Forse non è così scandaloso, inaccettabile ed insolito come a prima vista potrebbe sembrare; quello che distingue Danielle da tutte le altre madri è che lei ha trovato il coraggio, o la disperazione, per ammetterlo. Il secondo punto riguarda invece l'inaspettato scambio di ruoli e di destini tra Danielle e Sophie, il cui sacrificio finale ristabilisce tra madre e nipote, anche se a carissimo prezzo, quella continuità che s'era spezzata tra madre e figlia, dando a tutte loro la possibilità d'un futuro.
In ragione di queste considerazioni, una vicenda particolare e personalissima come quella di Danielle può assumere un senso universale, e riguardarci tutti, anche coloro che nella maternità possono, o vogliono, leggere solo e soltanto il rovescio nobile della medaglia.

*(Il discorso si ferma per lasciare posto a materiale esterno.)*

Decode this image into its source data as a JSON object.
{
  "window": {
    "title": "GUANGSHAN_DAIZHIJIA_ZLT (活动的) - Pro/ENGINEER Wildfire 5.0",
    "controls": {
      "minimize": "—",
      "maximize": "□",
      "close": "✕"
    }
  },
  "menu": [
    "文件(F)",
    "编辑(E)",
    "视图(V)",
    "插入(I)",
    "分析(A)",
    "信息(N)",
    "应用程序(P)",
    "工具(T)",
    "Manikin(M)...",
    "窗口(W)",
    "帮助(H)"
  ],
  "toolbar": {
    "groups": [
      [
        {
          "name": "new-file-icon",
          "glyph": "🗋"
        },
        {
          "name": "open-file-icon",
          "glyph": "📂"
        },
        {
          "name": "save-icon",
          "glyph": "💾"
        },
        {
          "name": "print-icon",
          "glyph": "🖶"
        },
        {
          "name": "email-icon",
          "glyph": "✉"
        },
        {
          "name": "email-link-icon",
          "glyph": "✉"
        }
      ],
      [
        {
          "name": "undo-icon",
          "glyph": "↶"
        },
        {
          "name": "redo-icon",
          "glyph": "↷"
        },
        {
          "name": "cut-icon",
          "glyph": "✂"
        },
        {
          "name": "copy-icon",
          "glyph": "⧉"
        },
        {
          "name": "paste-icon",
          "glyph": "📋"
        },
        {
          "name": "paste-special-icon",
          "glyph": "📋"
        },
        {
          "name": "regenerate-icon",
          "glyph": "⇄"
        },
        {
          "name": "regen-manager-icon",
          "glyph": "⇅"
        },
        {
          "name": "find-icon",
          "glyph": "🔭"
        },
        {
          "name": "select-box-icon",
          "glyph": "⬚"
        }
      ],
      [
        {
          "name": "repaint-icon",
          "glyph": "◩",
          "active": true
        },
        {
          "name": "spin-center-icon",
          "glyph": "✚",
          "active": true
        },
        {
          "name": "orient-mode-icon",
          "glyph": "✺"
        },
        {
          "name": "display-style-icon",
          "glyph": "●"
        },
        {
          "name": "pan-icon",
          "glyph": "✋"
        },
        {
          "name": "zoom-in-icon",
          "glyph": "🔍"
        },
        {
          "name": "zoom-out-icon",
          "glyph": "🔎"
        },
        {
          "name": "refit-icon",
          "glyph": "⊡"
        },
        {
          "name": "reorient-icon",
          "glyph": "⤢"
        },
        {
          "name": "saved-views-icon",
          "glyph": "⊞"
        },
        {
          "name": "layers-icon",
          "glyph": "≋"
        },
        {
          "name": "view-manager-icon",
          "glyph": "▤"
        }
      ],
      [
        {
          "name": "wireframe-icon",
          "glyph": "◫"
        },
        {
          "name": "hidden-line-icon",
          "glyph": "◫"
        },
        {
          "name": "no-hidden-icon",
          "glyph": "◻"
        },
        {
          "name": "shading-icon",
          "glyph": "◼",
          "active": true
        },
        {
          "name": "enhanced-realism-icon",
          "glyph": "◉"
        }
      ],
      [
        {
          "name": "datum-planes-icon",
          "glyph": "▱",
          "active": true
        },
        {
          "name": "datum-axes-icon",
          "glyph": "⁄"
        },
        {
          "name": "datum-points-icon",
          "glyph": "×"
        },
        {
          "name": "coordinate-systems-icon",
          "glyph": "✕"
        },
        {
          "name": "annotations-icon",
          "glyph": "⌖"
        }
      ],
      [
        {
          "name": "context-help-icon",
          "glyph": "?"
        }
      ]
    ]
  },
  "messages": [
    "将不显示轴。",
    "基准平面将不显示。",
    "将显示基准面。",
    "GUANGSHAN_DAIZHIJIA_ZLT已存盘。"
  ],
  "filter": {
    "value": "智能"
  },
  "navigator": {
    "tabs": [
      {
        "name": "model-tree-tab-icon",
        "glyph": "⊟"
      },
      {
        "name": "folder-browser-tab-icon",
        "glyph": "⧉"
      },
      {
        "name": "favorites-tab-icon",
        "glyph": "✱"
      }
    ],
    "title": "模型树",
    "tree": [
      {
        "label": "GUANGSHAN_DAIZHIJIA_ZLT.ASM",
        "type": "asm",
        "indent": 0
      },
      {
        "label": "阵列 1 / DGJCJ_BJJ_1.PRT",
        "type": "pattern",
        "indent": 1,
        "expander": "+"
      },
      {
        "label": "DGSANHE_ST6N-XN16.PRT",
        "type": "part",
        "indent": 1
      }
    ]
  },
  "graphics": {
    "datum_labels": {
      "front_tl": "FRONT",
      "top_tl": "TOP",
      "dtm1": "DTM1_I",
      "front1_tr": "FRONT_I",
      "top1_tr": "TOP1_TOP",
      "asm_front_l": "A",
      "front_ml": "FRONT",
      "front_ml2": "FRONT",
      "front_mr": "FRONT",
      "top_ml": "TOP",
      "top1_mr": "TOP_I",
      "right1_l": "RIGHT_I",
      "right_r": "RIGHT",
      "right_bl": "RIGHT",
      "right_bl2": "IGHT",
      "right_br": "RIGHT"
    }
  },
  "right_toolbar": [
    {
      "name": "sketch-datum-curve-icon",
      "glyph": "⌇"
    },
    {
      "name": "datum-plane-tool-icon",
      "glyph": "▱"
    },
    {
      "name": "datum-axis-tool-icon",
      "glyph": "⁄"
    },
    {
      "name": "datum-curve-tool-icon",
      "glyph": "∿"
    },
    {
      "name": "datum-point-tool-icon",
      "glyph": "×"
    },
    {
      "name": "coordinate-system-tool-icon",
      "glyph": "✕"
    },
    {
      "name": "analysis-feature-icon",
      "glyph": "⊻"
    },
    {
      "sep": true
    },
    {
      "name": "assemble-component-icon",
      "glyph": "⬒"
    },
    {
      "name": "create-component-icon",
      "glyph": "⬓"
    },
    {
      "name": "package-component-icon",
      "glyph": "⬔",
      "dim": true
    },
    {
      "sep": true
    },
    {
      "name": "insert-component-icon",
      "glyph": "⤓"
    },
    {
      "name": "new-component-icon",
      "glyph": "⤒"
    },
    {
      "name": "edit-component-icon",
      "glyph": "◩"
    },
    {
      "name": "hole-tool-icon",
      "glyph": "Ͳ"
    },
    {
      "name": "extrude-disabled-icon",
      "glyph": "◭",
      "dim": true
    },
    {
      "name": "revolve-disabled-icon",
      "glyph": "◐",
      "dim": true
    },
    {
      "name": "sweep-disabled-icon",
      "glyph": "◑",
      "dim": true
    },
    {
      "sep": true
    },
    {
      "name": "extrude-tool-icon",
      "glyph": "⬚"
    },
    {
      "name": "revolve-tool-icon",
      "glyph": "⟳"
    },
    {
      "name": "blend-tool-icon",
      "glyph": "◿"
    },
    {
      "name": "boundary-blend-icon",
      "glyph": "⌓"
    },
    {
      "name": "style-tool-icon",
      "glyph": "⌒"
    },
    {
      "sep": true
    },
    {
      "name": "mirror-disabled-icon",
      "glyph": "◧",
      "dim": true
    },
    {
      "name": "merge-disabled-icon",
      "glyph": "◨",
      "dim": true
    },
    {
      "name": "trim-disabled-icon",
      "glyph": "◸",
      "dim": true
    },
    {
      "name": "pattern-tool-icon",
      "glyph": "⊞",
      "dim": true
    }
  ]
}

Ci è sembrato importante - nella sceneggiatura, scritta con Luca D’Alisera - restare fedeli a quello che si presentava come un impianto drammaturgico straordinario, e di non staccarci dalla struttura rappresentata dallo scorrere dei fatti e dalle riflessioni della Girard, mantenendo inalterata la consecutio della narrazione, alternata ai ricordi, tenendo tutto al presente. Per quanto riguarda più specificamente la trasposizione cinematografica, nell’idea di mantenere sullo schermo la stessa limpida forza d’impatto che il racconto già possiede sulla pagina, due sono i principali nodi da sciogliere:
- La visualizzazione dello spazio fisico nel quale si muove Danielle, e dal quale prende spunto il suo racconto, e cioè la clinica;
- Il dosaggio del Voice-Over
A mio avviso non bisogna aver paura dell’aspetto claustrofobico dell’ambientazione, poiché in definitiva è proprio da questo spazio astratto e separato dal mondo che la confessione di Danielle trae la forza per staccarsi dalla confusa disperazione di tutti i giorni, e per trasformarsi in un grido tragico, unico e irripetibile.

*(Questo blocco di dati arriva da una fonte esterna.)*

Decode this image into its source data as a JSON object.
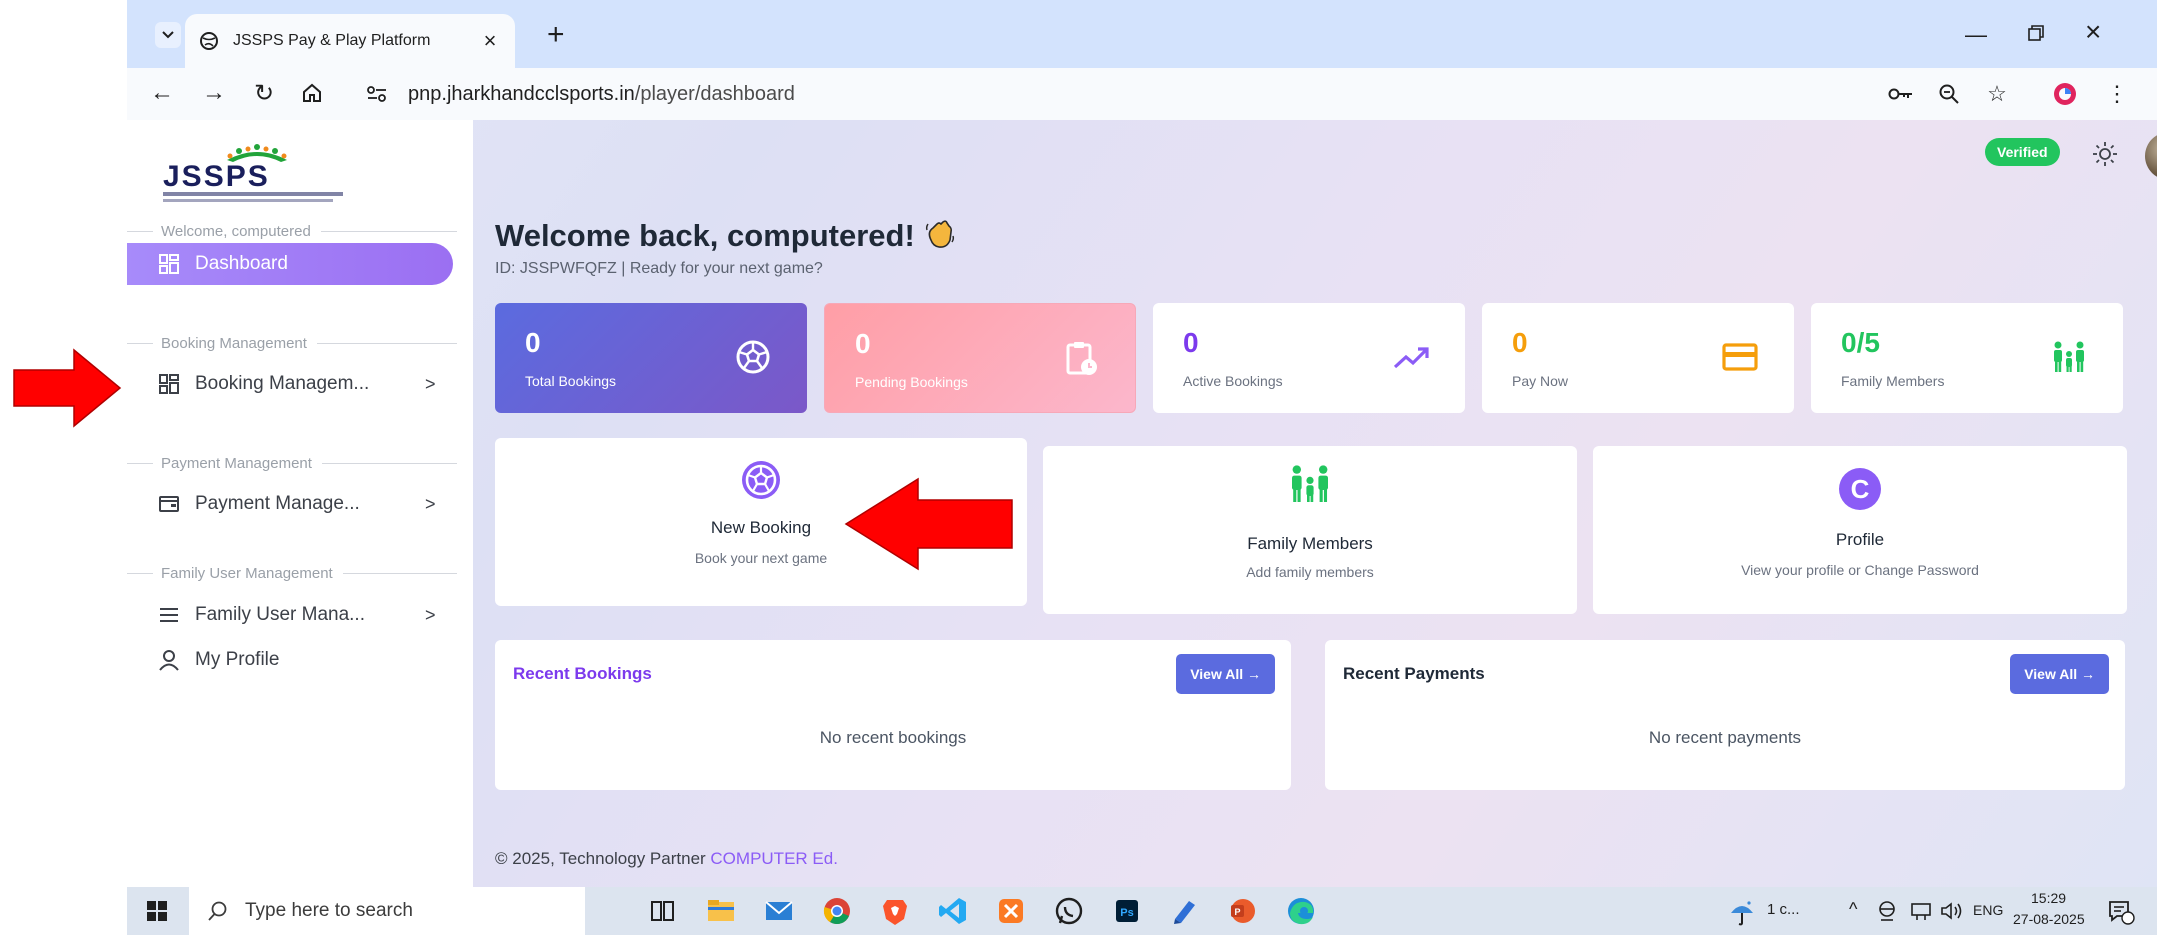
{
  "browser": {
    "tab_title": "JSSPS Pay & Play Platform",
    "url_prefix": "pnp.",
    "url_host": "jharkhandcclsports.in",
    "url_path": "/player/dashboard"
  },
  "sidebar": {
    "welcome_label": "Welcome, computered",
    "dashboard": "Dashboard",
    "sections": [
      {
        "label": "Booking Management",
        "item": "Booking Managem..."
      },
      {
        "label": "Payment Management",
        "item": "Payment Manage..."
      },
      {
        "label": "Family User Management",
        "item": "Family User Mana..."
      }
    ],
    "my_profile": "My Profile"
  },
  "header": {
    "verified": "Verified"
  },
  "main": {
    "welcome_title": "Welcome back, computered!",
    "subline": "ID: JSSPWFQFZ | Ready for your next game?",
    "stats": [
      {
        "value": "0",
        "label": "Total Bookings"
      },
      {
        "value": "0",
        "label": "Pending Bookings"
      },
      {
        "value": "0",
        "label": "Active Bookings"
      },
      {
        "value": "0",
        "label": "Pay Now"
      },
      {
        "value": "0/5",
        "label": "Family Members"
      }
    ],
    "quick": [
      {
        "title": "New Booking",
        "desc": "Book your next game"
      },
      {
        "title": "Family Members",
        "desc": "Add family members"
      },
      {
        "title": "Profile",
        "desc": "View your profile or Change Password"
      }
    ],
    "recent_bookings": {
      "title": "Recent Bookings",
      "button": "View All →",
      "empty": "No recent bookings"
    },
    "recent_payments": {
      "title": "Recent Payments",
      "button": "View All →",
      "empty": "No recent payments"
    },
    "footer_prefix": "© 2025, Technology Partner ",
    "footer_brand": "COMPUTER Ed."
  },
  "taskbar": {
    "search_placeholder": "Type here to search",
    "weather": "1 c...",
    "lang": "ENG",
    "time": "15:29",
    "date": "27-08-2025"
  },
  "colors": {
    "accent_purple": "#8b5cf6",
    "verified_green": "#22c55e",
    "stat_orange": "#f59e0b",
    "annotation_red": "#ff0000"
  }
}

Abbiamo parlato di spazio fisico, ma trattasi piuttosto di uno spazio mentale e ipnotico. Danielle si è persa nella sua propria stessa vita, è ricaduta completamente su se stessa, in quel vicolo cieco senza futuro e senza speranza che è il suo inconscio. Sebbene in maniera non dichiarata, la clinica è stata pensata e verrà raccontata proprio come il suo universo inconscio.

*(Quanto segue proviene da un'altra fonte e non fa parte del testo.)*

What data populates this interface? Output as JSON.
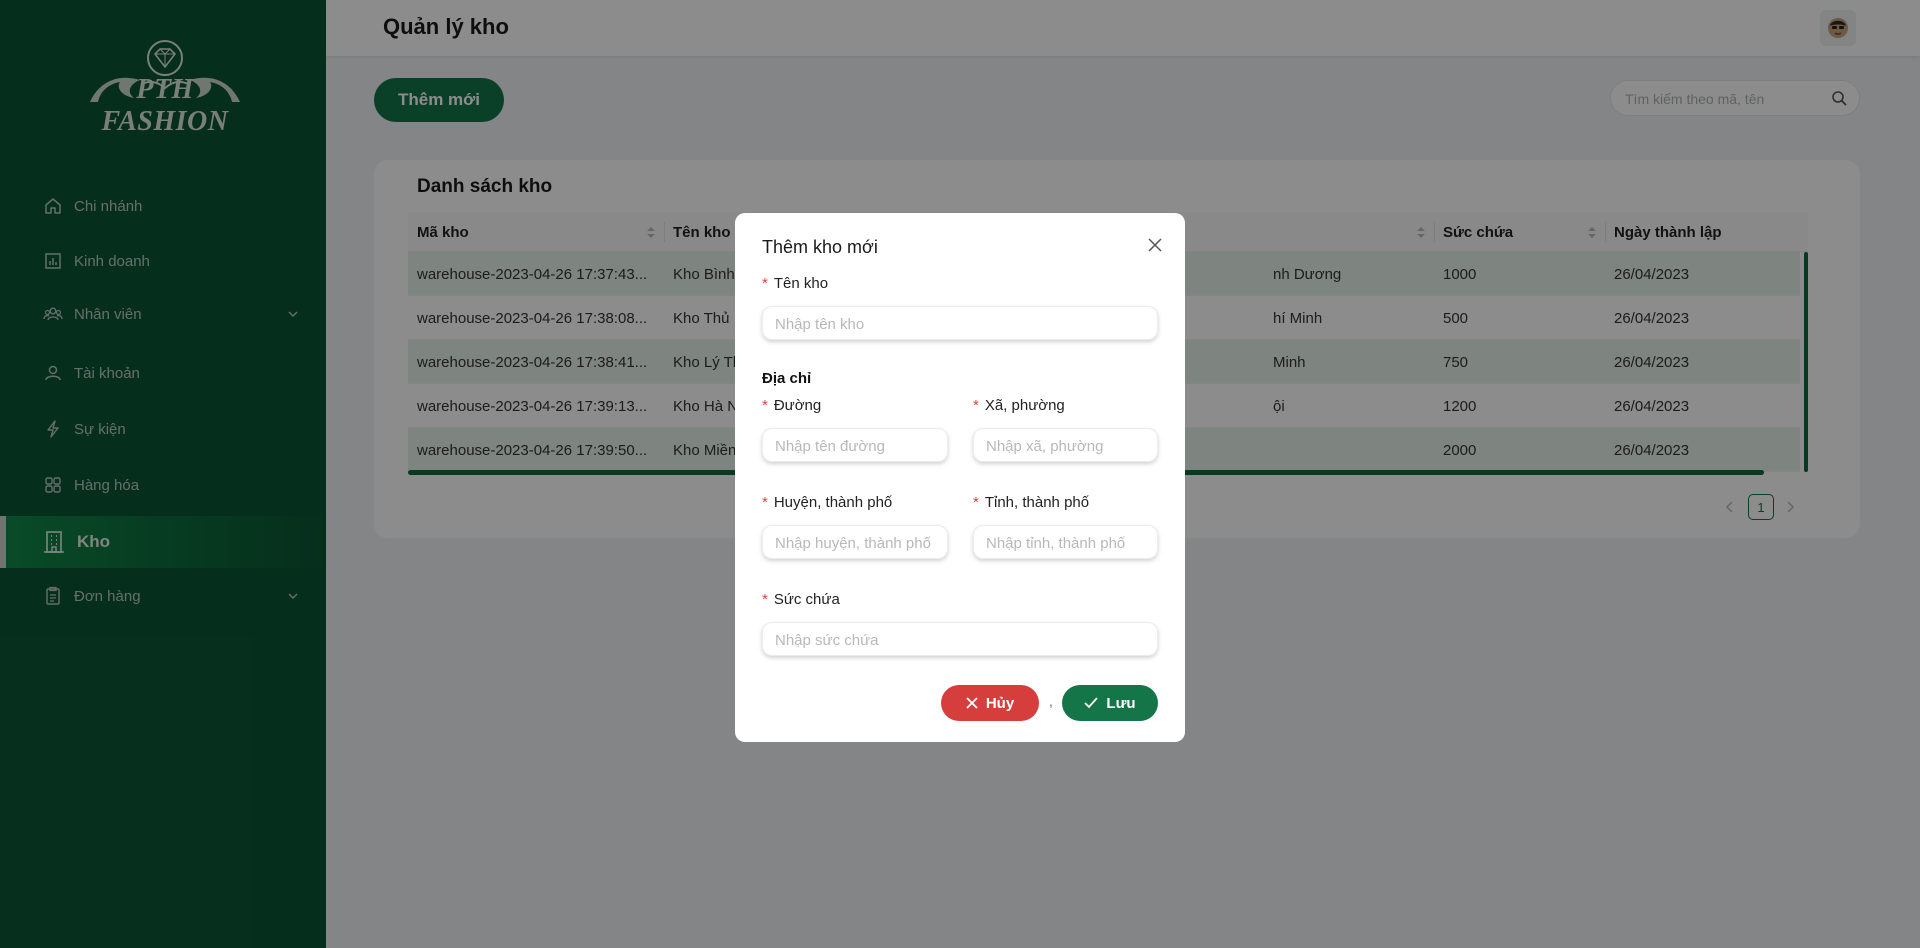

Nessun simbolo, per carità, nessun tentativo di razionalizzare e descrivere un tal genere di spazio con codici ed esoterismi da addetti ai lavori. Semplicemente un luogo magari moderno e asettico quasi completamente deserto, nei cui spazi sterili Danielle si muove e vagabonda come un’eroina prigioniera e dannata, reincontrando disordinatamente pezzi del suo passato, alla porta del quale - unico esile collegamento con il mondo reale – sta la psichiatra.
Riguardo al Voice-Over ce ne sarà quel tanto che serve, non inteso a “spiegare”, ma ad “affermare” provocatoriamente il personaggio di Danielle.